Inner  Frontier
Fourth Way Spiritual Practice

 

Inner Work


For the week of March 4, 2013

Left-click for MP3 audio stream, right-click to download


Am I My Feelings?

(Who Am I?: Part 3)

Our emotions seduce us. This is how I feel. I am worried. I am angry. I am sad. I am envious. I am jealous. I am resentful. I. I. I.

A strong feeling invades us. Our thoughts follow in its train. The thought I feel this comes naturally and we believe it. Our thoughts and feelings conspire, as further thoughts and images accord with the feeling and strengthen it. It leaves us thoroughly convinced that we are this feeling, that this is how I feel, that this is who I am in this moment. And indeed it is who we are in that moment, because we have allowed ourselves to identify with the emotion, to collapse into it, to abdicate our self to the emotion. The emotion takes us and takes control of our inner world.

Yet if we look again, we see conflicting emotions. We are angry, but at the same we do not want to be angry. We are sad, but do not want to be sad. Are we both sides of this? Surely not.

Emotions are our reactions to particular situations. They are perceptions and responses to life. An impression comes to us, either from outside or from inside. The impression triggers a particular emotional circuit in our brain. The emotion gathers steam. Our thoughts add to the flame. Then an inner reaction against the emotion may arise. A battle ensues. All this goes on in us automatically. At best we are spectators. But typically we do not even realize what is happening. It happens right in front of us and still it grabs us before we can see it for what it is, before we can see the contradictions, before we can see how it invades us, how we acquiesce to it. These emotions are not our choice, not our doing. They happen to us by masquerading as our self.

We do not exercise our emotions. We are not taught to exert control over them, except for moderating our acting out on the more extreme emotions. Control over our emotions sounds like it would make us robotic, when in fact it is the lack of control, the lack of seeing our emotions as emotions and as nothing more than that, the lack of seeing that our emotions speak for themselves and not for us, it is this passivity in the face of our emotions that makes us robotic, puts us at the mercy of whatever happens to trigger some emotional circuit in us. We are taught to think intentionally, rationally, at times. We are taught to develop skills with our body. But we are not taught to feel happy or sad or at peace, when we wish to feel one of those ways. That implicitly suggests that we are our emotions. If our emotions get out of hand we are taught that we have to settle down, not that we have to settle our emotions down.

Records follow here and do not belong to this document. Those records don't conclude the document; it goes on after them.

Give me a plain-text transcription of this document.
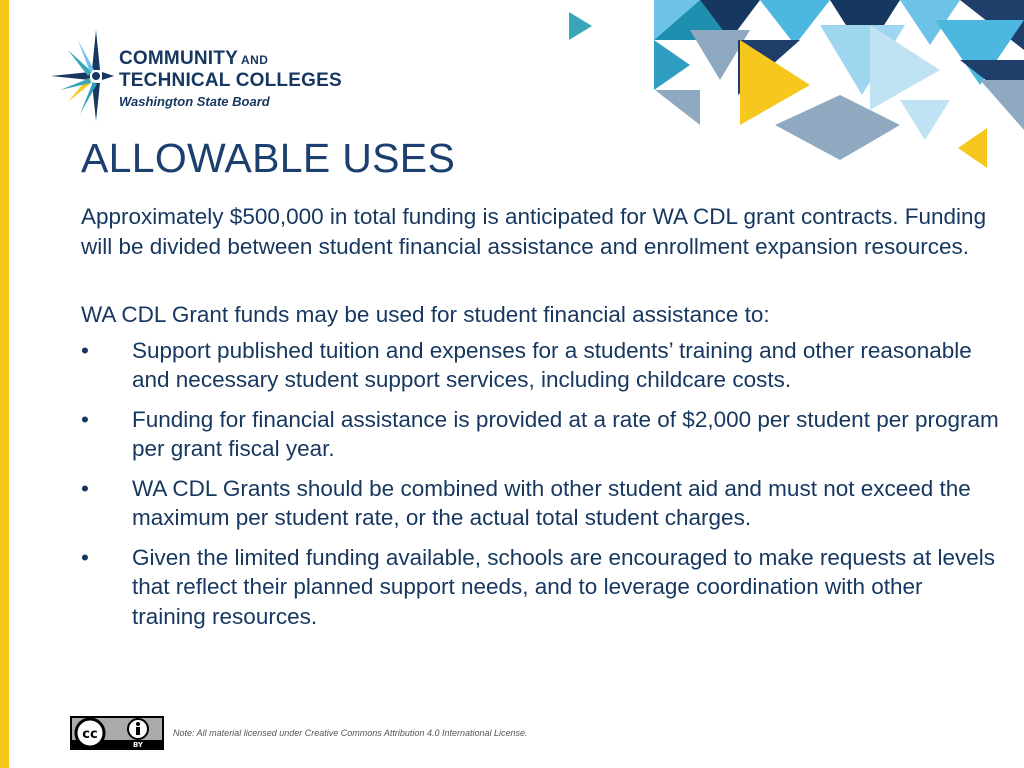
COMMUNITY AND
TECHNICAL COLLEGES
Washington State Board
ALLOWABLE USES

Approximately $500,000 in total funding is anticipated for WA CDL grant contracts. Funding will be divided between student financial assistance and enrollment expansion resources.

WA CDL Grant funds may be used for student financial assistance to:

• Support published tuition and expenses for a students’ training and other reasonable and necessary student support services, including childcare costs.
• Funding for financial assistance is provided at a rate of $2,000 per student per program per grant fiscal year.
• WA CDL Grants should be combined with other student aid and must not exceed the maximum per student rate, or the actual total student charges.
• Given the limited funding available, schools are encouraged to make requests at levels that reflect their planned support needs, and to leverage coordination with other training resources.
cc
BY
Note: All material licensed under Creative Commons Attribution 4.0 International License.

Yet by watching from a quiet place in ourselves, we can notice our emotions arise. We can notice what they mean and the sometimes valuable information they carry. We can notice how the emotion colors our thoughts, how it affects our body, creates muscular tensions, changes our breathing, our heart rate, our blood pressure, our facial expressions and posture. If we set ourselves to do so, we can notice our emotions as emotions. We have our body, we have our thoughts, and we have our emotions. And our core, our I, the one who sees what we see, is not any those things. The emotion wanes and we are still here after it’s gone. I am not my emotions.

Even in the grip of a strong, destructive emotion, there is a part of us that is free, namely our real self, our I. But that self is weak, or rather our contact with it is weak. Thus our I is unable to deflect the destructive emotion. So it runs its course through us. The more we reside in our real self, in our I, in the one who sees what we see and chooses what we choose, the larger the zone of inner peace grows in us, the zone which our I inhabits.

So our work with emotions is not about controlling all of them. It is about being our self, our real self, the one who perceives our emotions, the one who can expand our zone of peace and awareness and presence to embrace our whole life, including our emotions. Our emotions are a central part of the richness of life. We honor and welcome them. We accept them and do not reject them. Yet we stay ourselves. We do not identify with our emotions, any more than we would identify with our thoughts or our body.

For this week, notice your emotions. See them as emotions. See how they affect your body and thoughts in the moment. See whether your emotions are who you are.